A montadora, que atua no município desde 2015, está com a produção parada desde março e anunciou, em maio, a suspensão das atividades por três anos. Junto disso, aproximadamente 485 funcionários foram demitidos.

No pronunciamento, o prefeito de Jacareí reconhece que a ida da Caoa Chery para a cidade foi um fator que impulsionou o crescimento econômico na região. No entanto, argumenta que os benefícios ao grupo econômico e à sua cadeia produtiva só foram possíveis pelos investimentos públicos.
“Vale destacar, em especial, a priorização do investimento público em drenagem, dentre tantas outras áreas do município que esperam obras desta natureza. O investimento público se justificava principalmente em função dos empregos diretos e indiretos criados na cadeia de montagem, venda e manutenção dos veículos”, diz Izaias Santana, em nota.
O prefeito afirma ainda que o anúncio de paralisação das atividades sem negociação, visando adequação estrutural para produção de carros elétricos, é um “fator que causa estranheza”.
“Nos alinhamos aos trabalhadores da empresa nessa luta pela abertura dos canais de negociação, visando a preservação dos empregos, condição indispensável para o cumprimento de compromisso da contraprestação social pelos investimentos públicos que, direta ou indiretamente, beneficiaram o grupo econômico e sua cadeia produtiva”, conclui a nota.
Posicionamento da Caoa Chery
Em nota, a Caoa Chery explica que não aceitou a proposta de lay-0ff, pois a legislação estabelece a medida quando a previsão de retomada da produção é à curto prazo.
Segundo a empresa, a unidade ficará fechada até 2025 para começar a produzir apenas modelos híbridos e elétricos. A produção de veículos, que segue no Brasil, será compensada na outra unidade do grupo, em Anápolis (GO).
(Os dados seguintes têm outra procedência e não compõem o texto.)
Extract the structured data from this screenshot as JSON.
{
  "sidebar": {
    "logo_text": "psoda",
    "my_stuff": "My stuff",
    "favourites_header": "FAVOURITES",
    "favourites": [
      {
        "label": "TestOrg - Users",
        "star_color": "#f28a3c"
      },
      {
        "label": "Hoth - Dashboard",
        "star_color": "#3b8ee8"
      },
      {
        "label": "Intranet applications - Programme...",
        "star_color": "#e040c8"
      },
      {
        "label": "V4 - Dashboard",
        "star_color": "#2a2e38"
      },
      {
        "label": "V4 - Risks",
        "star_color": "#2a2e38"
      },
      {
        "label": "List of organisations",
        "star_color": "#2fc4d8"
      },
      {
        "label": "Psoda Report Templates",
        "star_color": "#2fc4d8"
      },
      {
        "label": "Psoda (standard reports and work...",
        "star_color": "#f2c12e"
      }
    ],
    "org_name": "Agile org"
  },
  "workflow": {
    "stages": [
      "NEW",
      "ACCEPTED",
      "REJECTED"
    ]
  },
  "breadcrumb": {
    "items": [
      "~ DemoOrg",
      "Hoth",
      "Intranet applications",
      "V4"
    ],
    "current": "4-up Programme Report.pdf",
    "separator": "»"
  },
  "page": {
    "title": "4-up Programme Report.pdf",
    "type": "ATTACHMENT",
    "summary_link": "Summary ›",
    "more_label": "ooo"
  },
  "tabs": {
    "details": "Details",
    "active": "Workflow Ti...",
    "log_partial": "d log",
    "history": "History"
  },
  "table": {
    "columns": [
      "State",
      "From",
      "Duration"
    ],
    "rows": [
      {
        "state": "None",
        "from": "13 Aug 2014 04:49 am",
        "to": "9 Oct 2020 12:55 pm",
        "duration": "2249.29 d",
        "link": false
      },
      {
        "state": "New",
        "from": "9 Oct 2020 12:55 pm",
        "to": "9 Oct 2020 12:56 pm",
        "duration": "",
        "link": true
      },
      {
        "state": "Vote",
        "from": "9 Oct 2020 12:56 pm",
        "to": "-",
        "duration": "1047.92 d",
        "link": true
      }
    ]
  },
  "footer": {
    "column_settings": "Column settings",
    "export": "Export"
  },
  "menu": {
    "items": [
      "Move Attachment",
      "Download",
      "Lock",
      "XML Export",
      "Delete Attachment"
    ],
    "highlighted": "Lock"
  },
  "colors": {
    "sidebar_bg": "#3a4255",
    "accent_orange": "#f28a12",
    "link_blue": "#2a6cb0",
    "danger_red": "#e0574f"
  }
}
Para os que serão demitidos, a empresa oferece indenização, além do valor rescisório. O acordo previsto é de 15 salários para quem tem mais de cinco anos de empresa, dez para quem tem de dois a cinco anos, e sete para quem tem até dois anos de contrato.
Reivindicações dos trabalhadores
Desde o anúncio do encerramento das atividades, os trabalhadores, em conjunto com o Sindicato dos Metalúrgicos de São José dos Campos e Região, realizam diversas manifestações em prol da manutenção dos empregos. O Sindicato se reúne com a montadora na próxima segunda-feira (23), para nova reunião de negociação.
Os trabalhadores realizaram uma passeata em São Paulo, na última quarta-feira (18), contra o fechamento da empresa. Aproximadamente 100 trabalhadores estiveram no protesto, segundo balanço do Sindicato, juntamente com metalúrgicos da Avibras Aeroespacial, também de Jacareí, e da MWL, de Caçapava.
Eles pedem a abertura de lay-off até janeiro de 2023 e a permanência da fábrica em Jacareí. Em apoio, a Câmara Municipal de Jacareí enviou um requerimento à Caoa Chery, pedindo o cumprimento do acordo com os trabalhadores, ainda em 10 de maio.
A Câmara Municipal também estuda a implementação de uma “Frente Parlamentar em Defesa do Emprego”, para debater o tema com maior intensidade, visando acelerar o desfecho do caso.